Number of New Chinese Students at U.S. Colleges Plummeted this Fall While Indian Students Surged!

Dear Commons Community,

The Chronicle of Higher Education has an article this morning reporting that the number of U.S. visas issued to Chinese students for the new academic year plunged from pre-pandemic levels, an alarming development for American colleges that have come to rely on tuition dollars from a booming Chinese market.

Still, the total number of new student visas awarded for the fall of 2022 was up, thanks to surging demand from India, according to a Chronicle analysis of visa data collected by the U.S. Department of State.

More than 84,000 student, or F-1, visas were issued to Indian students during the critical months of May to August, the period that accounts for the bulk of student-visa issuances. That’s almost 45 percent more visas for Indian students than the same four months last year and a staggering 148 percent more than during that span of 2019.

India far outpaced China in newly issued visas. Only about 47,000 F-1 visas went to Chinese students this summer, 40,000 fewer than were issued from May to August 2021, a 45-percent decline (see graph above). 

Despite the precipitous drop in new visas, China remains the largest source of international students on American campuses. About 252,000 Chinese student-visa holders were in the United States in September, according to federal-government data, compared with some 241,000 Indian students.

Most international students are issued a single visa for the duration of their studies. And while elementary- and secondary-school children from abroad also come to the United States on F-1 visas, nine in 10 student-visa holders are college students, so visa data are largely a reflection of college enrollments.

From May through August, the State Department issued nearly new 282,000 F-1 visas at consulates worldwide, a 2-percent increase over the summer of 2021 and 10 percent more than the same period before the Covid-19 pandemic.

The continuing post-Covid rebound among international students over all is a relief for American colleges — no other demographic group experienced as large an enrollment decline during the pandemic.

But the apparent collapse in Chinese-student interest in studying in the United States, whether temporary or permanent, is sure to undercut certainty in future international-enrollment trends.

The drop marks a significant reversal: In the dozen years before the pandemic, enrollments from China soared 450 percent. At their peak, one in three international students on American campuses was from China. One analysis, from the Institute of International Education, estimated that college students from China added $15.9 billion to the American economy during the 2019-20 academic year — and much of it benefited colleges’ bottom lines since most Chinese students pay the full cost of tuition.

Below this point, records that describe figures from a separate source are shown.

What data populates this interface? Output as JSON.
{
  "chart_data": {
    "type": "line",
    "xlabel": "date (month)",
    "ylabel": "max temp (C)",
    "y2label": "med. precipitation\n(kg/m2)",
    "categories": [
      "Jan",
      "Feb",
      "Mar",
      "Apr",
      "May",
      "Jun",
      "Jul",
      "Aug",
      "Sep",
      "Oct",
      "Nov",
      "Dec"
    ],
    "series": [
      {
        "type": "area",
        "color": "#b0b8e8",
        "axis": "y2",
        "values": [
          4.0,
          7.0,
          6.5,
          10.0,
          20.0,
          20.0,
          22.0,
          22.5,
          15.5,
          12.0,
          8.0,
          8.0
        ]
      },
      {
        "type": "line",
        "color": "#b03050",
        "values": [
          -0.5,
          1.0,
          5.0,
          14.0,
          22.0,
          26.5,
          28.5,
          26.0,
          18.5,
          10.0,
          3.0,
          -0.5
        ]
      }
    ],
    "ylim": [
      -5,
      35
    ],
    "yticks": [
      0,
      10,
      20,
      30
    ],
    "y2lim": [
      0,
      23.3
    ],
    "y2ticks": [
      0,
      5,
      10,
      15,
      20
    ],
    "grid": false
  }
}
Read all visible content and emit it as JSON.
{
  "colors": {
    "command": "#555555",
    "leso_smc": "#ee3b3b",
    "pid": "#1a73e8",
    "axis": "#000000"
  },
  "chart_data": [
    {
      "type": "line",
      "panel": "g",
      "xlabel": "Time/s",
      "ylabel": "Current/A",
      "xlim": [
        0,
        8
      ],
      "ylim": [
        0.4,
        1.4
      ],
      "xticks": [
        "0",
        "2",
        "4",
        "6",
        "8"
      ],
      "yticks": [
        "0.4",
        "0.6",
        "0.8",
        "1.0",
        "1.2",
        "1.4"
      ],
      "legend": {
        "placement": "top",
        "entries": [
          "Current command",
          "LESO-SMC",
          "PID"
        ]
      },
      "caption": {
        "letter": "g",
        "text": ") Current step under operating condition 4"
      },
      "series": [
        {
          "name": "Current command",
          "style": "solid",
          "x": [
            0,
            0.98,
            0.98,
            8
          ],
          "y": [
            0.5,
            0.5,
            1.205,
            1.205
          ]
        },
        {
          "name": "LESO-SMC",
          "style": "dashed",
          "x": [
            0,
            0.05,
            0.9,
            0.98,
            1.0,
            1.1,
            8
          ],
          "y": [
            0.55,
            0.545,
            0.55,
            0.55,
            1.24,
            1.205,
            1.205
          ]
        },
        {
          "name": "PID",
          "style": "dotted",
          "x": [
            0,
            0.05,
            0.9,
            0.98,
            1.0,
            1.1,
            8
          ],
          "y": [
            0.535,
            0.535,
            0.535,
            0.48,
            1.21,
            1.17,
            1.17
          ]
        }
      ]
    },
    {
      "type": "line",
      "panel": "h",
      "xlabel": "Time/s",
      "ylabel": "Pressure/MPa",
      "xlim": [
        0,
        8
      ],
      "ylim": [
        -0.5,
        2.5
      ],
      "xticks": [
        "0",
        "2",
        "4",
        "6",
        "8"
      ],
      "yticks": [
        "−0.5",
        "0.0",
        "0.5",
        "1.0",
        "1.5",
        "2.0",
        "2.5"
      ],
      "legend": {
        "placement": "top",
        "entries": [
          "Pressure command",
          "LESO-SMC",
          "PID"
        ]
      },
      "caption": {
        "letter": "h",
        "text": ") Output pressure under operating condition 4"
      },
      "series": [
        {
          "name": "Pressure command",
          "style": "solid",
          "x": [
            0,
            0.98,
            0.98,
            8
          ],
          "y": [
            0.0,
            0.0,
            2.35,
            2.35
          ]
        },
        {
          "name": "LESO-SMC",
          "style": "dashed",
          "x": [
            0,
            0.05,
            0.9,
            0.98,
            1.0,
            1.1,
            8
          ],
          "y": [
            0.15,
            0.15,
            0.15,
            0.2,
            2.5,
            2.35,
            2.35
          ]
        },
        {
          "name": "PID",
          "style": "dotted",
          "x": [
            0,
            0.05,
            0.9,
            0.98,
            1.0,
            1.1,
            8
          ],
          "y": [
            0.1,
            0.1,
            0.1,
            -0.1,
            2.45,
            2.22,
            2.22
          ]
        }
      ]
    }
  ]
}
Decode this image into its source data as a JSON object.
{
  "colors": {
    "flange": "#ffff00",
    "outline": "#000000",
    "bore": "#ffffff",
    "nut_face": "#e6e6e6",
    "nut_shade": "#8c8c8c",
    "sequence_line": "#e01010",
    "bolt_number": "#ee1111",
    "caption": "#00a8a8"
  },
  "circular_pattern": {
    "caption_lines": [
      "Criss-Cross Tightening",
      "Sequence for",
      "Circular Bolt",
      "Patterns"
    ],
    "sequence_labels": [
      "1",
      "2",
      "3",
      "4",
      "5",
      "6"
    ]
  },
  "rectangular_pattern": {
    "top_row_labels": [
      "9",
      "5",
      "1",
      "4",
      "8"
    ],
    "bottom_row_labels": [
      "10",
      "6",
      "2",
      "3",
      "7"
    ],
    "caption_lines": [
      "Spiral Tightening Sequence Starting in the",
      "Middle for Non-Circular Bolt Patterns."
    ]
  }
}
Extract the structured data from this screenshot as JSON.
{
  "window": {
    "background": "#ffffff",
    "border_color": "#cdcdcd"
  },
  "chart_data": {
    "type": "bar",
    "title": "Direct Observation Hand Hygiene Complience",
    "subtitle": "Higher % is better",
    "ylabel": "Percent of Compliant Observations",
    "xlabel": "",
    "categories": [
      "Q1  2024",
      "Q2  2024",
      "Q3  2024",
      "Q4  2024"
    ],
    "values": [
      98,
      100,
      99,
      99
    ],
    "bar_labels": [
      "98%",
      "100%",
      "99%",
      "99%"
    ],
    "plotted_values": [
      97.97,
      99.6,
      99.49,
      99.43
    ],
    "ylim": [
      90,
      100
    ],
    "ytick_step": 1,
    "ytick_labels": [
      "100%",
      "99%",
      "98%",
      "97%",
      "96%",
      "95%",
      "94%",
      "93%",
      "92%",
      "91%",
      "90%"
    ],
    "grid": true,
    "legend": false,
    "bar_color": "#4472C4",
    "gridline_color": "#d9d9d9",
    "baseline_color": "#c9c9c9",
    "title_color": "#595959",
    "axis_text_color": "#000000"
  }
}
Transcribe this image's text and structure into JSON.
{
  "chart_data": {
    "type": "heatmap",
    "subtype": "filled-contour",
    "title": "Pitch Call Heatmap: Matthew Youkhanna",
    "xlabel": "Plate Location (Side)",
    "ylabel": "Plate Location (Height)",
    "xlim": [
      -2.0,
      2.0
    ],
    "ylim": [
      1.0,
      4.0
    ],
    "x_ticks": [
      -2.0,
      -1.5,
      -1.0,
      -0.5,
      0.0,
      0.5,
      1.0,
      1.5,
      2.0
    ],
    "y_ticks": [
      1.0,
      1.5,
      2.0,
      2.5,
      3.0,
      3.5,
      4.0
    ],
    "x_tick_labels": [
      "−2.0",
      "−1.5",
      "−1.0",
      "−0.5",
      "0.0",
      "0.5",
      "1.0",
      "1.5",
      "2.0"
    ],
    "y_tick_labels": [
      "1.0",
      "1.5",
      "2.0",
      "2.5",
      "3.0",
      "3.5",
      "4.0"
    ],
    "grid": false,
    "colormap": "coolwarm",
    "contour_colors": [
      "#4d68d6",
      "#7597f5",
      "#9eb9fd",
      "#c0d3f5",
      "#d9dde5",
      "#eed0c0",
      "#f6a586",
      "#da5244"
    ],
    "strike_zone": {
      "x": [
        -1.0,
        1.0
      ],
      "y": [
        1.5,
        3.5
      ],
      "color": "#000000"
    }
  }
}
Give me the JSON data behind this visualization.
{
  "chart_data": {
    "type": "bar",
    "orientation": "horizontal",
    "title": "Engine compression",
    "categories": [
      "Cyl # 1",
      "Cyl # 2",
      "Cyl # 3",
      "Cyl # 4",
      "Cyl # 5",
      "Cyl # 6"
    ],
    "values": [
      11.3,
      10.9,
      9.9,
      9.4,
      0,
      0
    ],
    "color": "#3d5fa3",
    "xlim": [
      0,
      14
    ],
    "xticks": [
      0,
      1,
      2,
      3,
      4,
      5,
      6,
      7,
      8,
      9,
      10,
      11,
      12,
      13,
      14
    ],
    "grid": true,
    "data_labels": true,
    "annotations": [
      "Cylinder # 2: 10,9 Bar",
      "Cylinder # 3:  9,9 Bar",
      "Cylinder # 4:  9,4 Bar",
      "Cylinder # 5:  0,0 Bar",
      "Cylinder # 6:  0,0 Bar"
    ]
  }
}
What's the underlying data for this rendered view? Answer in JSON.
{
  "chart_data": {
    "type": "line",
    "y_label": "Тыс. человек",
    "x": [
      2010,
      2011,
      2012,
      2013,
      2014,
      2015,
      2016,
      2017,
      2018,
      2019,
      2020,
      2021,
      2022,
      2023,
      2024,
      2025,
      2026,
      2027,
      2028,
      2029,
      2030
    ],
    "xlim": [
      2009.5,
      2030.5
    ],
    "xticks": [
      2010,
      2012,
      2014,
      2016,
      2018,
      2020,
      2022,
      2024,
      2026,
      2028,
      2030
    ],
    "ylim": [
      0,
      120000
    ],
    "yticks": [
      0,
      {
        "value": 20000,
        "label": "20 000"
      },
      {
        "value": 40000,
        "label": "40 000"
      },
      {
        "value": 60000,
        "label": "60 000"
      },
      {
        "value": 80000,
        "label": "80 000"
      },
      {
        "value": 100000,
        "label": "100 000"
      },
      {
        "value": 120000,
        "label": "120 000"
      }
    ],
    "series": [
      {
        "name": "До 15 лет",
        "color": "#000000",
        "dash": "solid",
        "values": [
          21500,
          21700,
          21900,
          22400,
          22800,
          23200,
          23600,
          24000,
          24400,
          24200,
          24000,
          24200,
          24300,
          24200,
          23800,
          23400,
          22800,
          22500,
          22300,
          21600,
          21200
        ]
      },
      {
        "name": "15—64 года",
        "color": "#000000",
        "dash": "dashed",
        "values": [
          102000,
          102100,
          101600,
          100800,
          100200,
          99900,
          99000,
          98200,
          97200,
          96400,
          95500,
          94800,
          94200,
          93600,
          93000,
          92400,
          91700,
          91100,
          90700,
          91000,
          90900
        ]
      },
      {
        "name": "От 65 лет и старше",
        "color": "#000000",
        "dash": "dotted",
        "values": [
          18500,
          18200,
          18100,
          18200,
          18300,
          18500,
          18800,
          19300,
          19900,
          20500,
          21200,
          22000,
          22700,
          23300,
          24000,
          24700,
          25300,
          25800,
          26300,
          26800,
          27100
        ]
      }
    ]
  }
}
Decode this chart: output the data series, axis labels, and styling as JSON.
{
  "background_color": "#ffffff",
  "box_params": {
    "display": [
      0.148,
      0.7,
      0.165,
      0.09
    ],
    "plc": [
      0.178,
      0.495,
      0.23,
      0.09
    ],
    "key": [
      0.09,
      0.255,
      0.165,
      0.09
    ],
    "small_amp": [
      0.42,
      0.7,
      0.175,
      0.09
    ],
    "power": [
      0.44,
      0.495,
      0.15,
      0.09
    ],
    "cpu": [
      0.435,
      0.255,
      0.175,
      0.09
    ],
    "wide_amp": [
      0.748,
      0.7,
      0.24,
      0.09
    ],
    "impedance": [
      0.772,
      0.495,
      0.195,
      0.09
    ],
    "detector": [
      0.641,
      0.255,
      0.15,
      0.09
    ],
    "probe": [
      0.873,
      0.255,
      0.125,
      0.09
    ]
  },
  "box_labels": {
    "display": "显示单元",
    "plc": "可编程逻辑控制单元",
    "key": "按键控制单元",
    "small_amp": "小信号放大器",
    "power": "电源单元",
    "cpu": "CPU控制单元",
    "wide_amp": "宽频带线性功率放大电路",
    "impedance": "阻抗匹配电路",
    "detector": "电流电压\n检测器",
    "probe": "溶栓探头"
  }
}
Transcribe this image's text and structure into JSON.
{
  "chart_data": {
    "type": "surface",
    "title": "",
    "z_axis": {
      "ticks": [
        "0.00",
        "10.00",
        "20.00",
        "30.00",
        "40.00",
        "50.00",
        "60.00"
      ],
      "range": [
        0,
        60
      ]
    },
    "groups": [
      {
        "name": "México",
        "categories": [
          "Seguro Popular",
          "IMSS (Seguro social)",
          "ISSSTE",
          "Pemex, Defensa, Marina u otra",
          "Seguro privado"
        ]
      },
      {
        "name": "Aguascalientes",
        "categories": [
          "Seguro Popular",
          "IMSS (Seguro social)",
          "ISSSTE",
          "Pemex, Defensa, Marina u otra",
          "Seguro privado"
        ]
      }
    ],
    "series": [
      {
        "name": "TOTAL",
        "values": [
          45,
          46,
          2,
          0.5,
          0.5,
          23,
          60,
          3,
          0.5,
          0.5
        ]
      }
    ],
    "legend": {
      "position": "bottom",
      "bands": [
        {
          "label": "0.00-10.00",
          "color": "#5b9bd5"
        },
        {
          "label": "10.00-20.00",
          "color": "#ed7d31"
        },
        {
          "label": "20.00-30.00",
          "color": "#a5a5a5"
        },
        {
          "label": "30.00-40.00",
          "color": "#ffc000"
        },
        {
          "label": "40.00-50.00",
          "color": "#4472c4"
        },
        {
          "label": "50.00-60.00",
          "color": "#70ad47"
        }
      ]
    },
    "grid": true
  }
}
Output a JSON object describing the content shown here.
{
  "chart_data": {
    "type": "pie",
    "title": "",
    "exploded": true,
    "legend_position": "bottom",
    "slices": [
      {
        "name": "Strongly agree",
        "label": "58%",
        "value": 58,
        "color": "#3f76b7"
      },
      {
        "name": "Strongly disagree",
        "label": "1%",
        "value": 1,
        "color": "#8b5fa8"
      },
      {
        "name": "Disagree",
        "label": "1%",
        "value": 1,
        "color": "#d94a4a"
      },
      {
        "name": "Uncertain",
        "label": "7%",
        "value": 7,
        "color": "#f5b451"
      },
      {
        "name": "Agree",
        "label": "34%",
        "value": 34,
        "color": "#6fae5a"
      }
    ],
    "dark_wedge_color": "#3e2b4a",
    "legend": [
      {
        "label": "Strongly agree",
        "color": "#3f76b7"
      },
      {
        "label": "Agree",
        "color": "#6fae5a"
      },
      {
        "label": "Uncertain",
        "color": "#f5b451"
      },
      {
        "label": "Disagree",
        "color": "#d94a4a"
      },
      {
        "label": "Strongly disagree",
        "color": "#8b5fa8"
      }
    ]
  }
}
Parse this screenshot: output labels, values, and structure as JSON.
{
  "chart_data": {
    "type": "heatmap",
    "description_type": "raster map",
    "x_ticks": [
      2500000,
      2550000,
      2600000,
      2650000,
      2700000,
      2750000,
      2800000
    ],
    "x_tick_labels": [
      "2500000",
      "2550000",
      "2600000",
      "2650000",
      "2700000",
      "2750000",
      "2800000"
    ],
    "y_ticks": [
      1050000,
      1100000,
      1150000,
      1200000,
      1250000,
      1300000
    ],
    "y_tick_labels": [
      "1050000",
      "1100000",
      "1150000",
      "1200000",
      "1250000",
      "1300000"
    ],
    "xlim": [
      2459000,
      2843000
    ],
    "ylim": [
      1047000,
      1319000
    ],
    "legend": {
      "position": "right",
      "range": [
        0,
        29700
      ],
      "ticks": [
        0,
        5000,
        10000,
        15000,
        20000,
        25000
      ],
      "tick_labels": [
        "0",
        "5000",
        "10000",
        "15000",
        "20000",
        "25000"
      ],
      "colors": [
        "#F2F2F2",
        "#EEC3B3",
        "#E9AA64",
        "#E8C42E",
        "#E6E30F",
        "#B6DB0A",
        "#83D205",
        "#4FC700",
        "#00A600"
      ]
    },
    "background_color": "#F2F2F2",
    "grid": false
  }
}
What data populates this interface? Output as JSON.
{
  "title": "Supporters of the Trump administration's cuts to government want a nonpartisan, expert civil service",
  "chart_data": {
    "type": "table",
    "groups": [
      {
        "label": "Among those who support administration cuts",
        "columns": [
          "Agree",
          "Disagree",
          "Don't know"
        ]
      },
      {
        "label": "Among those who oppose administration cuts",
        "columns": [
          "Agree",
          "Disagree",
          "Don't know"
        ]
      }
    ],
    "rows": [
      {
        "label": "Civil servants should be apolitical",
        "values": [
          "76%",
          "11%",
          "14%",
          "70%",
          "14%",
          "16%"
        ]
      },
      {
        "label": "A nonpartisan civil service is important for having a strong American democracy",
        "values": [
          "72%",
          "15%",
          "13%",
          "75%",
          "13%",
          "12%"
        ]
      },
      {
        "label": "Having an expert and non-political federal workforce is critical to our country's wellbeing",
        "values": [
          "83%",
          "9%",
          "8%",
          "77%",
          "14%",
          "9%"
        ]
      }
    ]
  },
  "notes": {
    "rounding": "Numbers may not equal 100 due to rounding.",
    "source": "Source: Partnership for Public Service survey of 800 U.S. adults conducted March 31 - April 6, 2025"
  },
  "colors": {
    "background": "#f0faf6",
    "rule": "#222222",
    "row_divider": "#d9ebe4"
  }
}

But during the pandemic, economic activity generated by the “export” of American educational services to international students fell by almost 28 percent, or nearly $16 billion, according to the U.S. Department of Commerce.

The ability of Chinese students to travel to the United States was severely curtailed by the pandemic, more than that of other international students. The early outbreak of Covid in China led the U.S. government to impose a travel ban on visitors, including student-visa holders, from China in the first months of the pandemic, and it was not lifted until May 2021. As a result, any student coming from China had to first travel to a third country and quarantine. There were few flights between the two countries, and American consulates were closed. During the summer of 2020, only about 500 visas were issued to Chinese students.

Yet there are indications that softening Chinese demand for an American education is not solely driven by the pandemic. For one, Chinese families typically save for years for their children’s education, and many students who go abroad opt out of the national high-school curriculum that prepares them for admission to a Chinese university. As a result, students are locked into their plans to study overseas far in advance. For those students, the pandemic probably disrupted their American education but didn’t derail it altogether — indeed, visa issuances to China last summer rose above pre-pandemic levels, a sign of pent-up demand from students who had deferred admission.

Even before the pandemic, the rapid growth in Chinese enrollments had leveled off, and the number of new international students coming to the United States had been in decline. One big culprit: rising geopolitical tensions between the United States and China. Under the Trump administration, the White House considered a ban on Chinese students, and President Donald J. Trump reportedly called them spies. Public skepticism about enrolling large numbers of Chinese students has also grown. More than half of Americans in a 2021 Pew Research Center survey said they favored restrictions on students from China.

The students may be turning away from the United States to other popular destinations. Chinese applicants to British universities increased by 10 percent over the previous year. And because of the pandemic, some families may want their children to stay closer to home — Hong Kong universities are reporting record enrollments from mainland China.